VeriFone expects revenues between $258 million and $262 million in the fourth quarter, up 18%–21% year over year and almost flat sequentially compared to $261.0 million reported in the third quarter of 2010. The Zacks Consensus Estimate for the fourth quarter is $263.0 million.
Earnings per share (excluding stock based compensation expense and one time charges) are projected around 35 cents – 36 cents. The current Zacks Consensus Estimate is 30 cents, including stock-based compensation expense.
Management raised its guidance for fiscal 2010 with the release of its third quarter results. The increase in estimates was driven by the recent strong performance of the company in the last few quarters, which in turn was propelled by improved economic conditions leading to a revival in the payment terminal industry.
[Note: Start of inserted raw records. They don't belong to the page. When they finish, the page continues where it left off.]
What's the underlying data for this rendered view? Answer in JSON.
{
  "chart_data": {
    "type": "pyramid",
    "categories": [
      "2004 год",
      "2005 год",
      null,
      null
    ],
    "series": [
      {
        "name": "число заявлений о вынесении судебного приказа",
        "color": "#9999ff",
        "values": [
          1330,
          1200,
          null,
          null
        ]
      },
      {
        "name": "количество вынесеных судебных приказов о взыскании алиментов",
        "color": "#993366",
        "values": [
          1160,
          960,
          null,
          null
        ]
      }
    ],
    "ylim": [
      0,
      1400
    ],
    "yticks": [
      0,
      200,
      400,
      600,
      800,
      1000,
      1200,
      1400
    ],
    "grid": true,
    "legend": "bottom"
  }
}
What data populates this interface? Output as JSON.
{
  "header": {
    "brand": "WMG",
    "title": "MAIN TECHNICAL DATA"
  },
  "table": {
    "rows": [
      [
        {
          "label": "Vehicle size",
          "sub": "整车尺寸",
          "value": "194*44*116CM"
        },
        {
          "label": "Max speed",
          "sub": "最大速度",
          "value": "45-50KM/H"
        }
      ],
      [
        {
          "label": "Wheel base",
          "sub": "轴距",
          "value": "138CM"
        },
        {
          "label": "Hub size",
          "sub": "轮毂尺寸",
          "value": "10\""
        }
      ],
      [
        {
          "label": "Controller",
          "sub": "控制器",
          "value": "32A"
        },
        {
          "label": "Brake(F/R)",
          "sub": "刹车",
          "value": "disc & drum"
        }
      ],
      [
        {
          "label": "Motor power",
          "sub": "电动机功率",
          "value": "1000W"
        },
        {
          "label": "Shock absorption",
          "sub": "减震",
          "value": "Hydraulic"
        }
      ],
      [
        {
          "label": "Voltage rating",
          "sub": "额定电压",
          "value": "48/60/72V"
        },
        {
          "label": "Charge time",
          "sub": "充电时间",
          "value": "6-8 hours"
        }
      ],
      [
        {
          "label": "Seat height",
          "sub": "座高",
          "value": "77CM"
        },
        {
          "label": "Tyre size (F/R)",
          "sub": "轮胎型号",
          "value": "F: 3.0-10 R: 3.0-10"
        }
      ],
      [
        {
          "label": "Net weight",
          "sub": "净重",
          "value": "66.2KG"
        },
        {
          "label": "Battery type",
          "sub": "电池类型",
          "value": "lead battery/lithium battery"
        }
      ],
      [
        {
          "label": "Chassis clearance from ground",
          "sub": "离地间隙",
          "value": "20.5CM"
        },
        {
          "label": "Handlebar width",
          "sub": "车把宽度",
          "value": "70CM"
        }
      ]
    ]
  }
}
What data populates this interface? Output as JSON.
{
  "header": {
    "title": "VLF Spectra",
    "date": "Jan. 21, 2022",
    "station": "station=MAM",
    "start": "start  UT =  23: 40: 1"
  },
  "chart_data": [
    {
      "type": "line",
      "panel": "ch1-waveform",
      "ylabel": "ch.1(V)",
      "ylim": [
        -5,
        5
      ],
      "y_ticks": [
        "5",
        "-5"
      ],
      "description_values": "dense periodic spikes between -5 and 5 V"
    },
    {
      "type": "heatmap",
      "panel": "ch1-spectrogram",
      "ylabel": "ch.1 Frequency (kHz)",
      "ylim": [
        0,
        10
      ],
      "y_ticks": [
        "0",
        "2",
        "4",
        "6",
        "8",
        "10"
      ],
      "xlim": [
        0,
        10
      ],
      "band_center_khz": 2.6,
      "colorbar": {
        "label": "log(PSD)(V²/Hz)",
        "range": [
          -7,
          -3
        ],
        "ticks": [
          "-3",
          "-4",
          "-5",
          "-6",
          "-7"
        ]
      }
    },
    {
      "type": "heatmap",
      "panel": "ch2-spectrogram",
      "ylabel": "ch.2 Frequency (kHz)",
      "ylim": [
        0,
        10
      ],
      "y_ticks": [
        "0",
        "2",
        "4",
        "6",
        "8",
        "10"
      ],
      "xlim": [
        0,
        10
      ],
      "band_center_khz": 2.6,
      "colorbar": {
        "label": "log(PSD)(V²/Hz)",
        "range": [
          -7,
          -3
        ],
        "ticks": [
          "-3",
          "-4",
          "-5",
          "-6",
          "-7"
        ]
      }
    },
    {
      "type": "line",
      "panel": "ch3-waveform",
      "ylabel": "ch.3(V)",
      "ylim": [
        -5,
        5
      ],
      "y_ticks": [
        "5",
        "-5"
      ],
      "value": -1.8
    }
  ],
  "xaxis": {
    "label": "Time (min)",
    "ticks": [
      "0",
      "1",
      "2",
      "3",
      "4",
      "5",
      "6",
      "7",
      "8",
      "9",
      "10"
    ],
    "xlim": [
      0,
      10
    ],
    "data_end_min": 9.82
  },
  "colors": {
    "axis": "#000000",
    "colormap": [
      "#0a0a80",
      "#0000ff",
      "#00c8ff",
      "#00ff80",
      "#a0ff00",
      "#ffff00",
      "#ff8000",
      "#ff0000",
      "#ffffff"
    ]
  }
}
For fiscal 2010, VeriFone expects revenues between $948 million and $989 million. The Zacks Consensus Estimate for fiscal 2010 is $989 million, the high-end of management’s expectations.
VeriFone expects earnings per share for fiscal 2010 to come around $1.26 – $1.27. The current Zacks Consensus Estimate is $1.08, including stock-based compensation expense.
Estimates have been static in the last thirty days with no movement in either direction. VeriFone has consistently exceeded expectations. In the third quarter, the company reported earnings 7.69% above the Zacks Consensus Estimate. On average, VeriFone has come ahead of the Zacks Consensus Estimate by 11.15% in the last four quarters.
With the economy showing signs of recovery, revenue growth should accelerate in fiscal 2011. Business has revived robustly for the company after the slowdown in fiscal 2009, especially the point of sale (POS), petroleum and taxi businesses. The company plans to expand its footprint in international markets. In an effort to expand in Europe, VeriFone recently announced that it will acquire Hypercom Corp. (HYC) for approximately $7.32 per share or $485 million.
We believe the company is well placed, driven by solid demand for new services, and we see a lot of potential for growth in the coming quarters. Hence, we maintain our Outperform recommendation ahead of the fourth quarter results.